Seit 2002 gehört das Schiff zur „Stiftung Hamburg Maritim“. Gefahren wird es von Besatzungsmitgliedern des Vereins „Freunde des Dampfschiffs SCHAARHÖRN“. Alle Mitglieder vom Kapitän bis zum Aufwäscher arbeiten ehrenamtlich. Warum? Weil sie Spaß daran haben, diese alte Lady zu pflegen und so möglichst lange in Fahrt zu halten! Es werden auch immer neue Besatzungsmitglieder gesucht; seemännische Vorkenntnisse sind dafür nicht erforderlich, jeder kann mitmachen.

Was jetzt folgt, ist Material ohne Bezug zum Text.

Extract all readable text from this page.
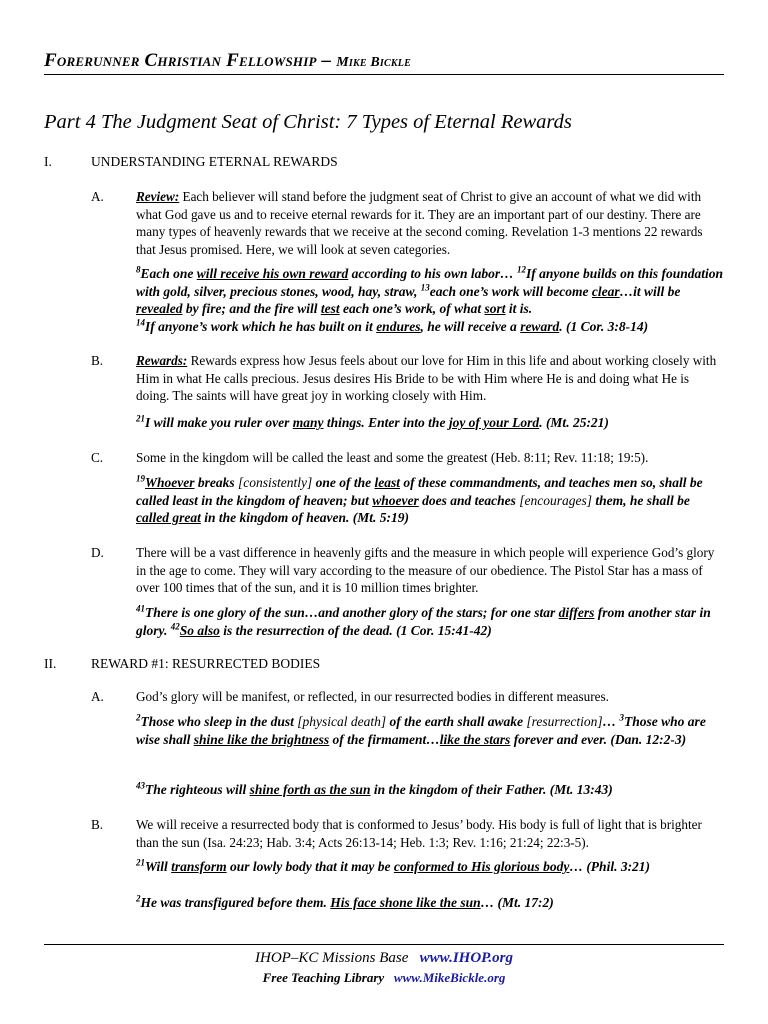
Forerunner Christian Fellowship – Mike Bickle
Part 4 The Judgment Seat of Christ: 7 Types of Eternal Rewards
I.	UNDERSTANDING ETERNAL REWARDS
A. Review: Each believer will stand before the judgment seat of Christ to give an account of what we did with what God gave us and to receive eternal rewards for it. They are an important part of our destiny. There are many types of heavenly rewards that we receive at the second coming. Revelation 1-3 mentions 22 rewards that Jesus promised. Here, we will look at seven categories.
$^8$Each one will receive his own reward according to his own labor… $^{12}$If anyone builds on this foundation with gold, silver, precious stones, wood, hay, straw, $^{13}$each one’s work will become clear…it will be revealed by fire; and the fire will test each one’s work, of what sort it is.
$^{14}$If anyone’s work which he has built on it endures, he will receive a reward. (1 Cor. 3:8-14)
B. Rewards: Rewards express how Jesus feels about our love for Him in this life and about working closely with Him in what He calls precious. Jesus desires His Bride to be with Him where He is and doing what He is doing. The saints will have great joy in working closely with Him.
$^{21}$I will make you ruler over many things. Enter into the joy of your Lord. (Mt. 25:21)
C. Some in the kingdom will be called the least and some the greatest (Heb. 8:11; Rev. 11:18; 19:5).
$^{19}$Whoever breaks [consistently] one of the least of these commandments, and teaches men so, shall be called least in the kingdom of heaven; but whoever does and teaches [encourages] them, he shall be called great in the kingdom of heaven. (Mt. 5:19)
D. There will be a vast difference in heavenly gifts and the measure in which people will experience God’s glory in the age to come. They will vary according to the measure of our obedience. The Pistol Star has a mass of over 100 times that of the sun, and it is 10 million times brighter.
$^{41}$There is one glory of the sun…and another glory of the stars; for one star differs from another star in glory. $^{42}$So also is the resurrection of the dead. (1 Cor. 15:41-42)
II.	REWARD #1: RESURRECTED BODIES
A. God’s glory will be manifest, or reflected, in our resurrected bodies in different measures.
$^2$Those who sleep in the dust [physical death] of the earth shall awake [resurrection]… $^3$Those who are wise shall shine like the brightness of the firmament…like the stars forever and ever. (Dan. 12:2-3)
$^{43}$The righteous will shine forth as the sun in the kingdom of their Father. (Mt. 13:43)
B. We will receive a resurrected body that is conformed to Jesus’ body. His body is full of light that is brighter than the sun (Isa. 24:23; Hab. 3:4; Acts 26:13-14; Heb. 1:3; Rev. 1:16; 21:24; 22:3-5).
$^{21}$Will transform our lowly body that it may be conformed to His glorious body… (Phil. 3:21)
$^2$He was transfigured before them. His face shone like the sun… (Mt. 17:2)
IHOP–KC Missions Base www.IHOP.org
Free Teaching Library www.MikeBickle.org
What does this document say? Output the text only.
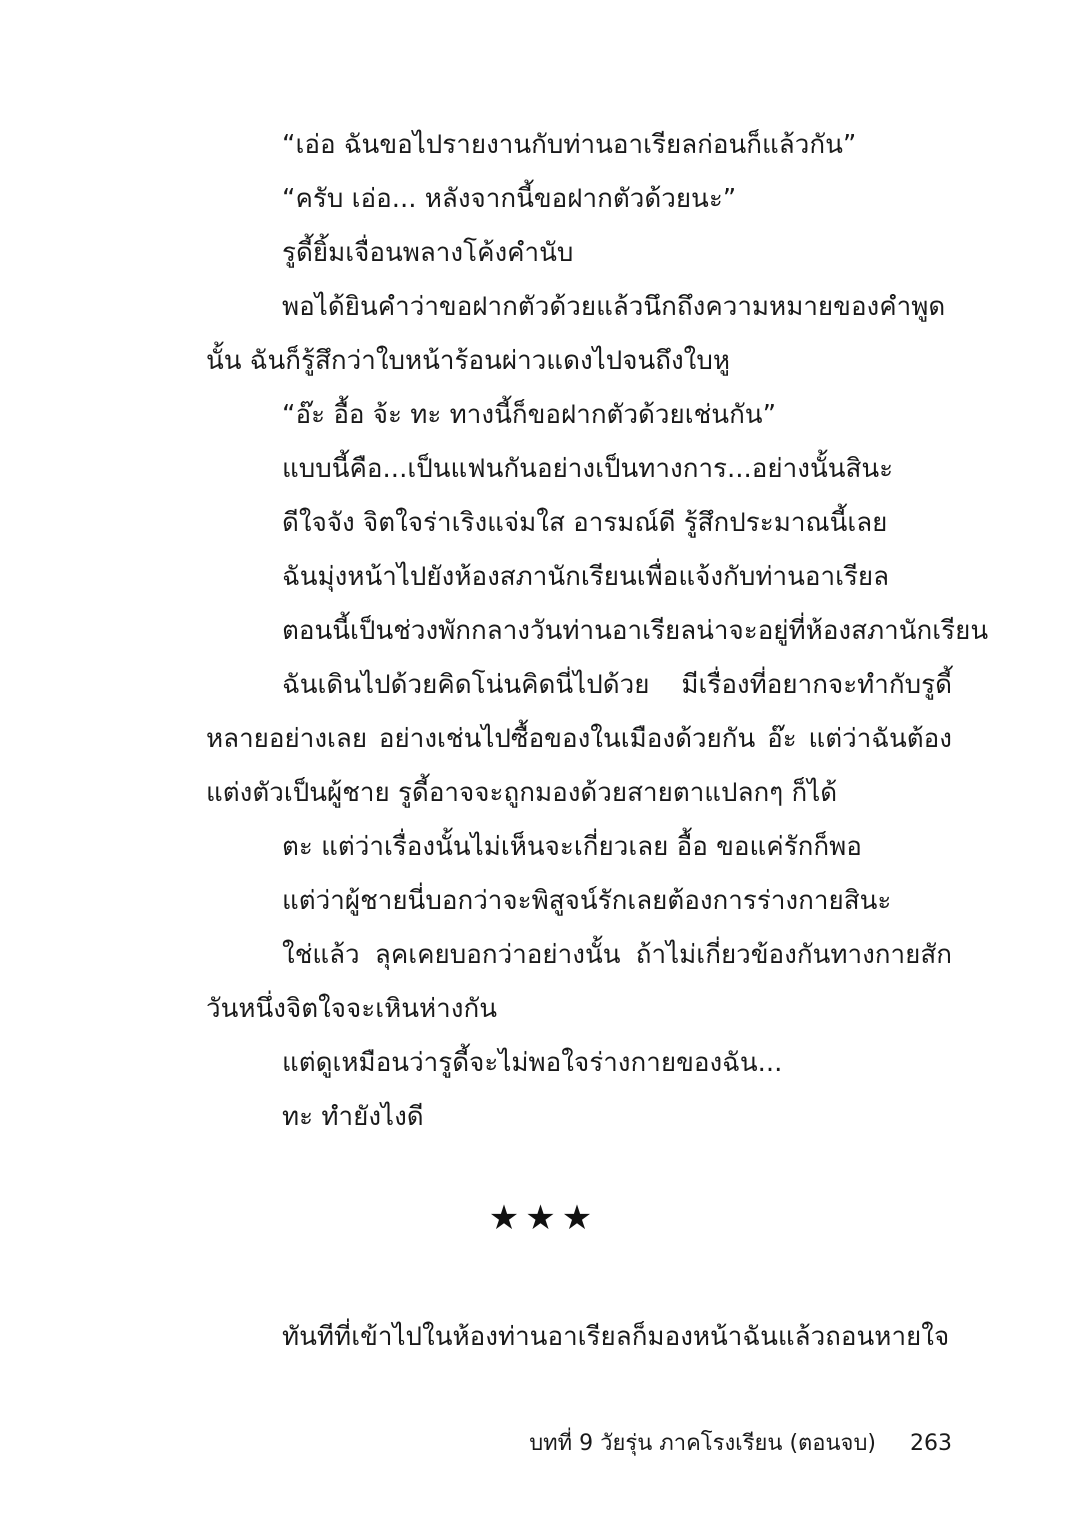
“เอ่อ ฉันขอไปรายงานกับท่านอาเรียลก่อนก็แล้วกัน”

“ครับ เอ่อ... หลังจากนี้ขอฝากตัวด้วยนะ”

รูดี้ยิ้มเจื่อนพลางโค้งคำนับ

พอได้ยินคำว่าขอฝากตัวด้วยแล้วนึกถึงความหมายของคำพูดนั้น ฉันก็รู้สึกว่าใบหน้าร้อนผ่าวแดงไปจนถึงใบหู

“อ๊ะ อื้อ จ้ะ ทะ ทางนี้ก็ขอฝากตัวด้วยเช่นกัน”

แบบนี้คือ...เป็นแฟนกันอย่างเป็นทางการ...อย่างนั้นสินะ

ดีใจจัง จิตใจร่าเริงแจ่มใส อารมณ์ดี รู้สึกประมาณนี้เลย

ฉันมุ่งหน้าไปยังห้องสภานักเรียนเพื่อแจ้งกับท่านอาเรียล

ตอนนี้เป็นช่วงพักกลางวันท่านอาเรียลน่าจะอยู่ที่ห้องสภานักเรียน

ฉันเดินไปด้วยคิดโน่นคิดนี่ไปด้วย มีเรื่องที่อยากจะทำกับรูดี้หลายอย่างเลย อย่างเช่นไปซื้อของในเมืองด้วยกัน อ๊ะ แต่ว่าฉันต้องแต่งตัวเป็นผู้ชาย รูดี้อาจจะถูกมองด้วยสายตาแปลกๆ ก็ได้

ตะ แต่ว่าเรื่องนั้นไม่เห็นจะเกี่ยวเลย อื้อ ขอแค่รักก็พอ

แต่ว่าผู้ชายนี่บอกว่าจะพิสูจน์รักเลยต้องการร่างกายสินะ

ใช่แล้ว ลุคเคยบอกว่าอย่างนั้น ถ้าไม่เกี่ยวข้องกันทางกายสักวันหนึ่งจิตใจจะเหินห่างกัน

แต่ดูเหมือนว่ารูดี้จะไม่พอใจร่างกายของฉัน...

ทะ ทำยังไงดี

★★★

ทันทีที่เข้าไปในห้องท่านอาเรียลก็มองหน้าฉันแล้วถอนหายใจ

บทที่ 9 วัยรุ่น ภาคโรงเรียน (ตอนจบ) 263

Also einfach mal an Bord kommen und sich das alles in Ruhe ansehen.

Von Mai bis Oktober macht die SCHAARHÖRN Gästefahrten auf der Unterelbe, fährt auch nach Cuxhaven und alle zwei Jahre durch den Nord-Ostsee-Kanal nach Flensburg zum „Dampf Rundum“. Im Winter kann das liegende Schiff in seinem Winterquartier im Sandtorhafen für Feiern gechartert und am Wochenende besichtigt werden. Außerdem finden acht Ringelnatz-Lesungen an Bord statt, immer mit einem festlichen 3-Gänge-Menü. Gelesen wird unter anderem von Kapitän Rainer Stück, seit 20 Jahren ehrenamtlich auf der SCHAARHÖRN.